>>105701871The EU's legal model of selling products doesn't acknowledge the construct of buying a license.
It acknowledges four types of product: physical goods, physical services, digital content, or digital services.
In the case of digital content you purchase a copy of the digital content and you actually OWN that copy. Even in case of a pure digital copy, without physical storage medium you own the ephemeral bytes and you cannot be denied access to them. This was a corrolary of UsedSoft vs Oracle.
The presence of a license is treated as simple ancillary general terms and conditions that apply to the contract of sale, but the product you are buying is the actual digital content.
A digital service can be something where you only buy access to something.
And this WOULD be what Steam is doing, if not for the reason that the waiver on the EU right of withdrawal applies strictly to only digital content, and NOT to digital services.

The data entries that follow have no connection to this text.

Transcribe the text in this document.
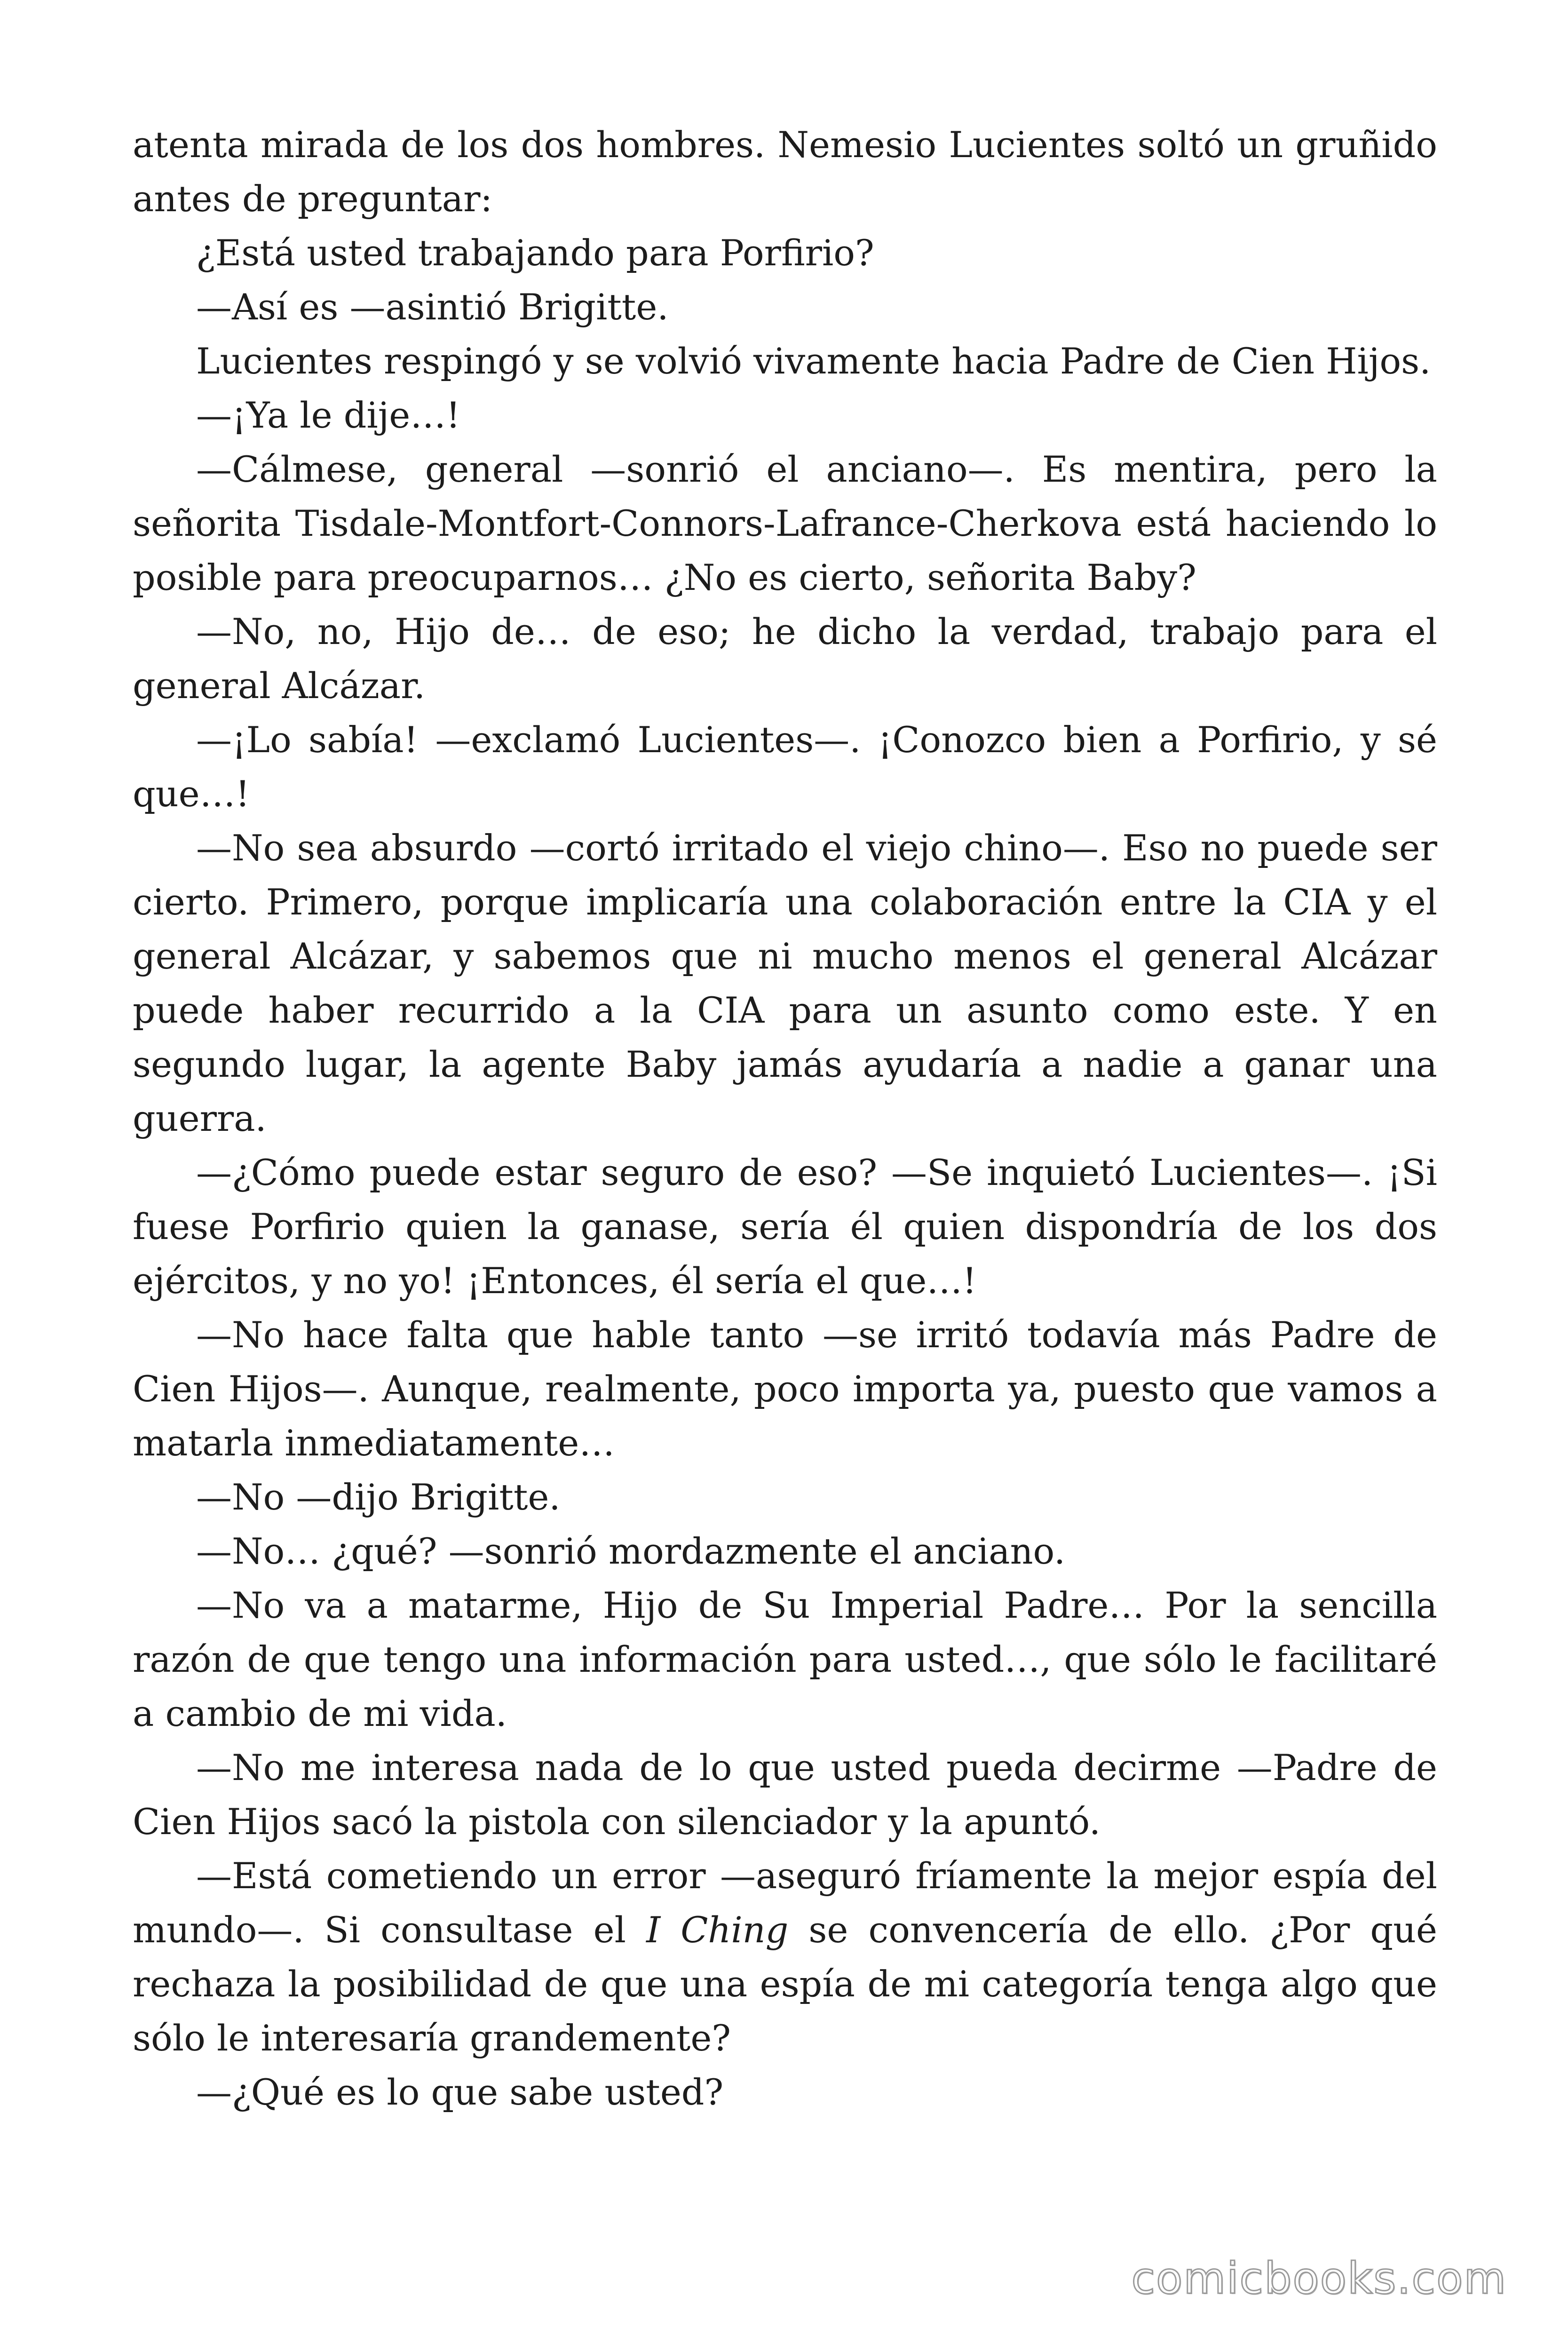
atenta mirada de los dos hombres. Nemesio Lucientes soltó un gruñido antes de preguntar:

¿Está usted trabajando para Porfirio?

—Así es —asintió Brigitte.

Lucientes respingó y se volvió vivamente hacia Padre de Cien Hijos.

—¡Ya le dije…!

—Cálmese, general —sonrió el anciano—. Es mentira, pero la señorita Tisdale-Montfort-Connors-Lafrance-Cherkova está haciendo lo posible para preocuparnos… ¿No es cierto, señorita Baby?

—No, no, Hijo de… de eso; he dicho la verdad, trabajo para el general Alcázar.

—¡Lo sabía! —exclamó Lucientes—. ¡Conozco bien a Porfirio, y sé que…!

—No sea absurdo —cortó irritado el viejo chino—. Eso no puede ser cierto. Primero, porque implicaría una colaboración entre la CIA y el general Alcázar, y sabemos que ni mucho menos el general Alcázar puede haber recurrido a la CIA para un asunto como este. Y en segundo lugar, la agente Baby jamás ayudaría a nadie a ganar una guerra.

—¿Cómo puede estar seguro de eso? —Se inquietó Lucientes—. ¡Si fuese Porfirio quien la ganase, sería él quien dispondría de los dos ejércitos, y no yo! ¡Entonces, él sería el que…!

—No hace falta que hable tanto —se irritó todavía más Padre de Cien Hijos—. Aunque, realmente, poco importa ya, puesto que vamos a matarla inmediatamente…

—No —dijo Brigitte.

—No… ¿qué? —sonrió mordazmente el anciano.

—No va a matarme, Hijo de Su Imperial Padre… Por la sencilla razón de que tengo una información para usted…, que sólo le facilitaré a cambio de mi vida.

—No me interesa nada de lo que usted pueda decirme —Padre de Cien Hijos sacó la pistola con silenciador y la apuntó.

—Está cometiendo un error —aseguró fríamente la mejor espía del mundo—. Si consultase el I Ching se convencería de ello. ¿Por qué rechaza la posibilidad de que una espía de mi categoría tenga algo que sólo le interesaría grandemente?

—¿Qué es lo que sabe usted?

comicbooks.com
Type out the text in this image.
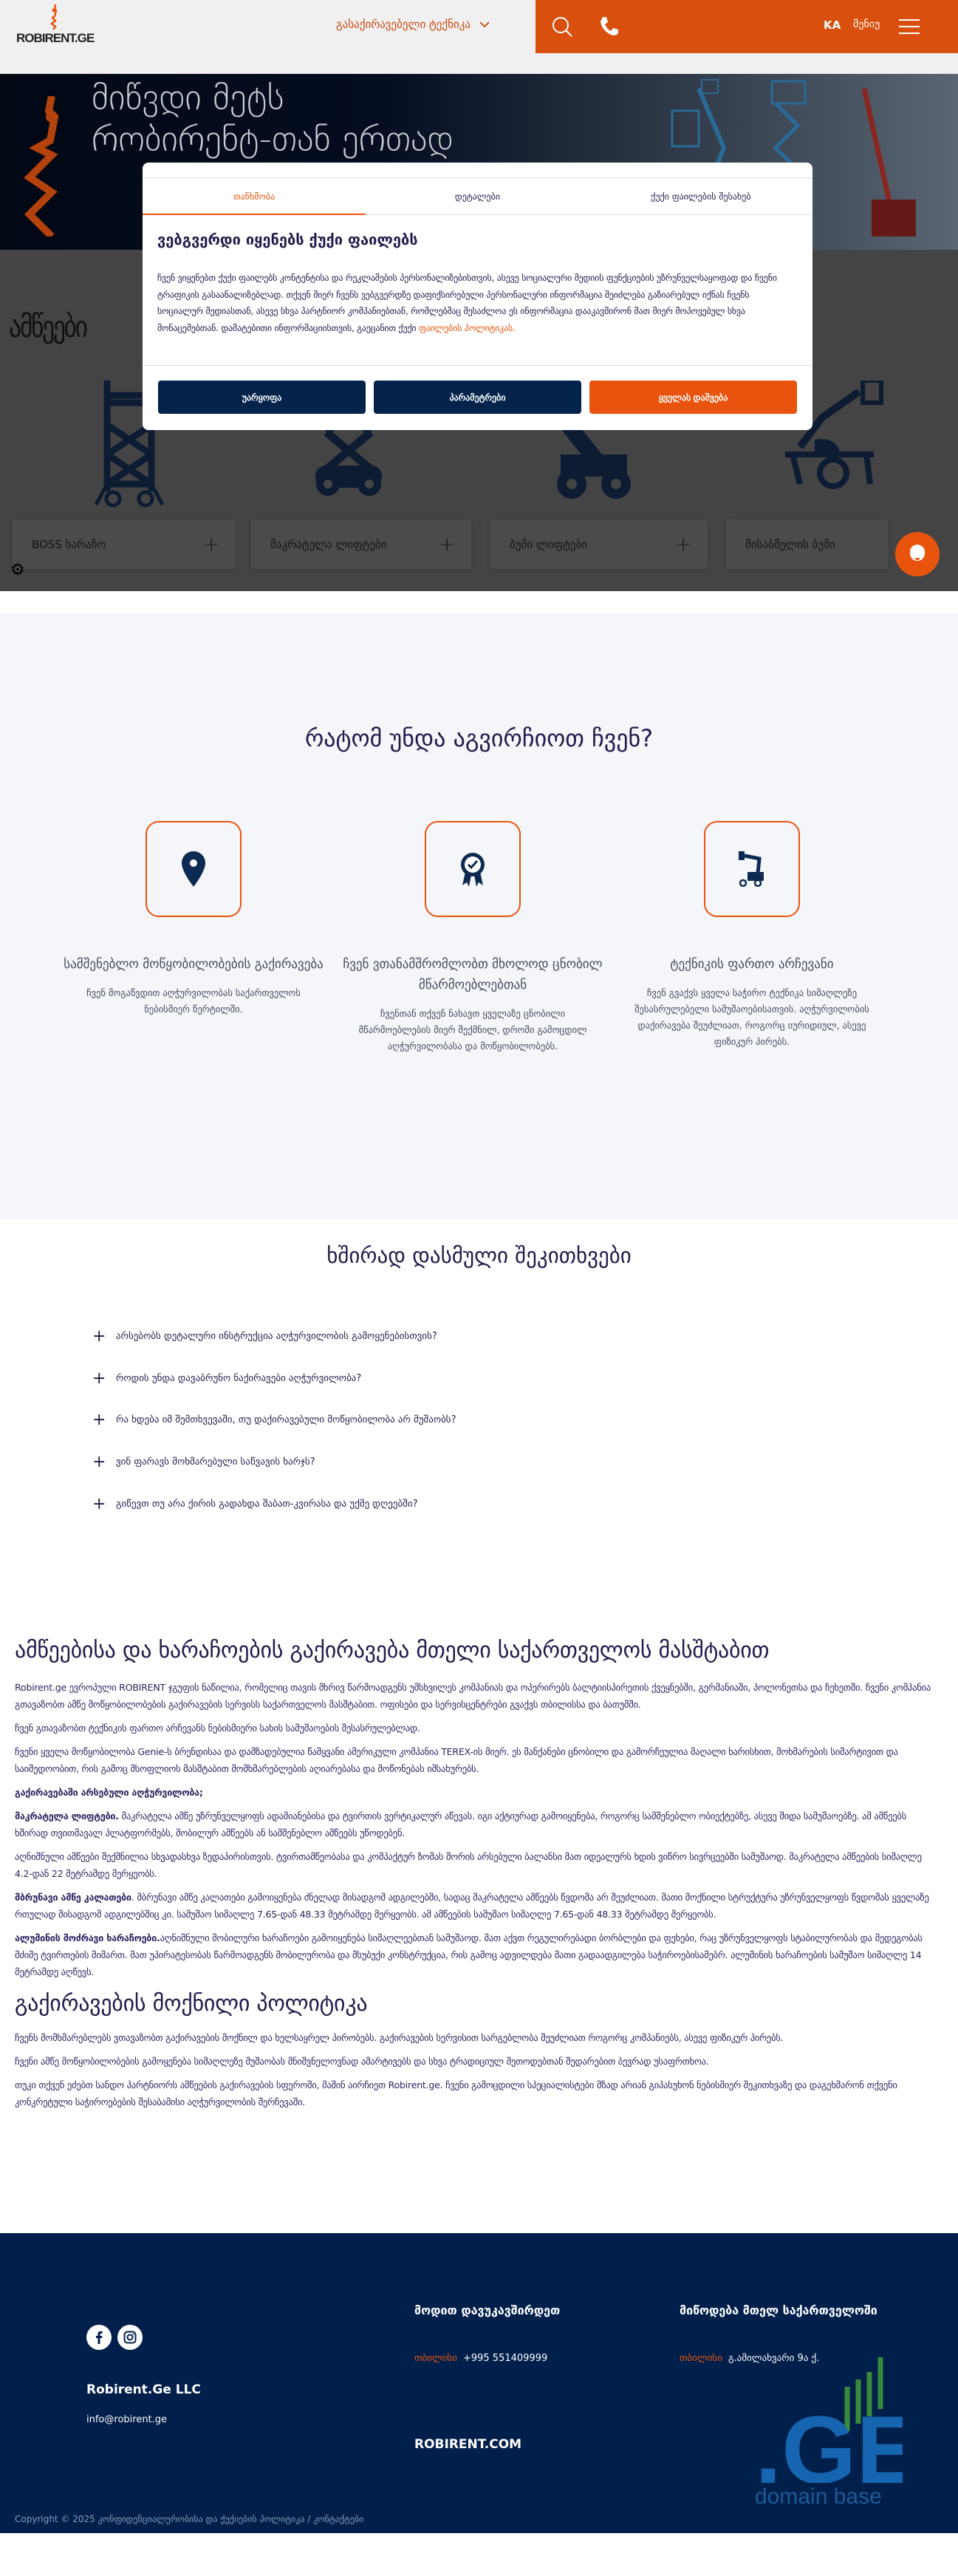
ROBIRENT.GE
გასაქირავებელი ტექნიკა	KA მენიუ
მიწვდი მეტს
რობირენტ-თან ერთად
ამწეები
BOSS ხარაჩო	+	მაკრატელა ლიფტები	+	ბუმი ლიფტები	+	მისაბმელის ბუმი
⚙
თანხმობა	დეტალები	ქუქი ფაილების შესახებ
ვებგვერდი იყენებს ქუქი ფაილებს
ჩვენ ვიყენებთ ქუქი ფაილებს კონტენტისა და რეკლამების პერსონალიზებისთვის, ასევე სოციალური მედიის ფუნქციების უზრუნველსაყოფად და ჩვენი ტრაფიკის გასაანალიზებლად. თქვენ მიერ ჩვენს ვებგვერდზე დაფიქსირებული პერსონალური ინფორმაცია შეიძლება გაზიარებულ იქნას ჩვენს სოციალურ მედიასთან, ასევე სხვა პარტნიორ კომპანიებთან, რომლებმაც შესაძლოა ეს ინფორმაცია დააკავშირონ მათ მიერ მოპოვებულ სხვა მონაცემებთან. დამატებითი ინფორმაციისთვის, გაეცანით ქუქი ფაილების პოლიტიკას.
უარყოფა	პარამეტრები	ყველას დაშვება
რატომ უნდა აგვირჩიოთ ჩვენ?
სამშენებლო მოწყობილობების გაქირავება
ჩვენ მოგაწვდით აღჭურვილობას საქართველოს ნებისმიერ წერტილში.
ჩვენ ვთანამშრომლობთ მხოლოდ ცნობილ მწარმოებლებთან
ჩვენთან თქვენ ნახავთ ყველაზე ცნობილი მწარმოებლების მიერ შექმნილ, დროში გამოცდილ აღჭურვილობასა და მოწყობილობებს.
ტექნიკის ფართო არჩევანი
ჩვენ გვაქვს ყველა საჭირო ტექნიკა სიმაღლეზე შესასრულებელი სამუშაოებისათვის. აღჭურვილობის დაქირავება შეუძლიათ, როგორც იურიდიულ, ასევე ფიზიკურ პირებს.
ხშირად დასმული შეკითხვები
+ არსებობს დეტალური ინსტრუქცია აღჭურვილობის გამოყენებისთვის?
+ როდის უნდა დავაბრუნო ნაქირავები აღჭურვილობა?
+ რა ხდება იმ შემთხვევაში, თუ დაქირავებული მოწყობილობა არ მუშაობს?
+ ვინ ფარავს მოხმარებული საწვავის ხარჯს?
+ გიწევთ თუ არა ქირის გადახდა შაბათ-კვირასა და უქმე დღეებში?
ამწეებისა და ხარაჩოების გაქირავება მთელი საქართველოს მასშტაბით

Robirent.ge ევროპული ROBIRENT ჯგუფის ნაწილია, რომელიც თავის მხრივ წარმოადგენს უმსხვილეს კომპანიას და ოპერირებს ბალტიისპირეთის ქვეყნებში, გერმანიაში, პოლონეთსა და ჩეხეთში. ჩვენი კომპანია გთავაზობთ ამწე მოწყობილობების გაქირავების სერვისს საქართველოს მასშტაბით. ოფისები და სერვისცენტრები გვაქვს თბილისსა და ბათუმში.

ჩვენ გთავაზობთ ტექნიკის ფართო არჩევანს ნებისმიერი სახის სამუშაოების შესასრულებლად.

ჩვენი ყველა მოწყობილობა Genie-ს ბრენდისაა და დამზადებულია წამყვანი ამერიკული კომპანია TEREX-ის მიერ. ეს მანქანები ცნობილი და გამორჩეულია მაღალი ხარისხით, მოხმარების სიმარტივით და საიმედოობით, რის გამოც მსოფლიოს მასშტაბით მომხმარებლების აღიარებასა და მოწონებას იმსახურებს.

გაქირავებაში არსებული აღჭურვილობა;

მაკრატელა ლიფტები. მაკრატელა ამწე უზრუნველყოფს ადამიანებისა და ტვირთის ვერტიკალურ აწევას. იგი აქტიურად გამოიყენება, როგორც სამშენებლო ობიექტებზე, ასევე შიდა სამუშაოებზე. ამ ამწეებს ხშირად თვითმავალ პლატფორმებს, მობილურ ამწეებს ან სამშენებლო ამწეებს უწოდებენ.

აღნიშნული ამწეები შექმნილია სხვადასხვა ზედაპირისთვის. ტვირთამწეობასა და კომპაქტურ ზომას შორის არსებული ბალანსი მათ იდეალურს ხდის ვიწრო სივრცეებში სამუშაოდ. მაკრატელა ამწეების სიმაღლე 4.2-დან 22 მეტრამდე მერყეობს.

მბრუნავი ამწე კალათები. მბრუნავი ამწე კალათები გამოიყენება ძნელად მისადგომ ადგილებში, სადაც მაკრატელა ამწეებს წვდომა არ შეუძლიათ. მათი მოქნილი სტრუქტურა უზრუნველყოფს წვდომას ყველაზე რთულად მისადგომ ადგილებშიც კი. სამუშაო სიმაღლე 7.65-დან 48.33 მეტრამდე მერყეობს. ამ ამწეების სამუშაო სიმაღლე 7.65-დან 48.33 მეტრამდე მერყეობს.

ალუმინის მოძრავი ხარაჩოები.აღნიშნული მობილური ხარაჩოები გამოიყენება სიმაღლეებთან სამუშაოდ. მათ აქვთ რეგულირებადი ბორბლები და ფეხები, რაც უზრუნველყოფს სტაბილურობას და მედეგობას მძიმე ტვირთების მიმართ. მათ უპირატესობას წარმოადგენს მობილურობა და მსუბუქი კონსტრუქცია, რის გამოც ადვილდება მათი გადაადგილება საჭიროებისამებრ. ალუმინის ხარაჩოების სამუშაო სიმაღლე 14 მეტრამდე აღწევს.

გაქირავების მოქნილი პოლიტიკა

ჩვენს მომხმარებლებს ვთავაზობთ გაქირავების მოქნილ და ხელსაყრელ პირობებს. გაქირავების სერვისით სარგებლობა შეუძლიათ როგორც კომპანიებს, ასევე ფიზიკურ პირებს.

ჩვენი ამწე მოწყობილობების გამოყენება სიმაღლეზე მუშაობას მნიშვნელოვნად ამარტივებს და სხვა ტრადიციულ მეთოდებთან შედარებით ბევრად უსაფრთხოა.

თუკი თქვენ ეძებთ სანდო პარტნიორს ამწეების გაქირავების სფეროში, მაშინ აირჩიეთ Robirent.ge. ჩვენი გამოცდილი სპეციალისტები მზად არიან გიპასუხონ ნებისმიერ შეკითხვაზე და დაგეხმარონ თქვენი კონკრეტული საჭიროებების შესაბამისი აღჭურვილობის შერჩევაში.

მოდით დავუკავშირდეთ	მიწოდება მთელ საქართველოში
თბილისი +995 551409999	თბილისი გ.ამილახვარი 9ა ქ.
Robirent.Ge LLC
info@robirent.ge
ROBIRENT.COM .GE
domain base
Copyright © 2025 კონფიდენციალურობისა და ქუქიების პოლიტიკა / კონტაქტები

And as Steam requests users to waive their 14-day right of withdrawal at check-out, they cannot - legally - be selling you a digital service.
Therefore they must be selling you digital content. And thus you have ownership rights over the bytes of that copy.
It's either that, or they have retro-actively been breaking the law for 15 years, have been actively misinforming consumers over their given rights for 15 years, and are running the risk of EVERY purchase on the platform for the last 15 years becoming flagged as subject to lies of ommission under the Unfair Commercial Practices Directive - which opens all of it up to being trivially annulled in court at which point everyone can pick and choose which games they want a full refund for by seeking annulment on those contracts.
So- if push comes to shove, me thinks Valve would opt for the "no no, in the EU-territories specifically you're actually buying the copy and you own it" escape-hatch.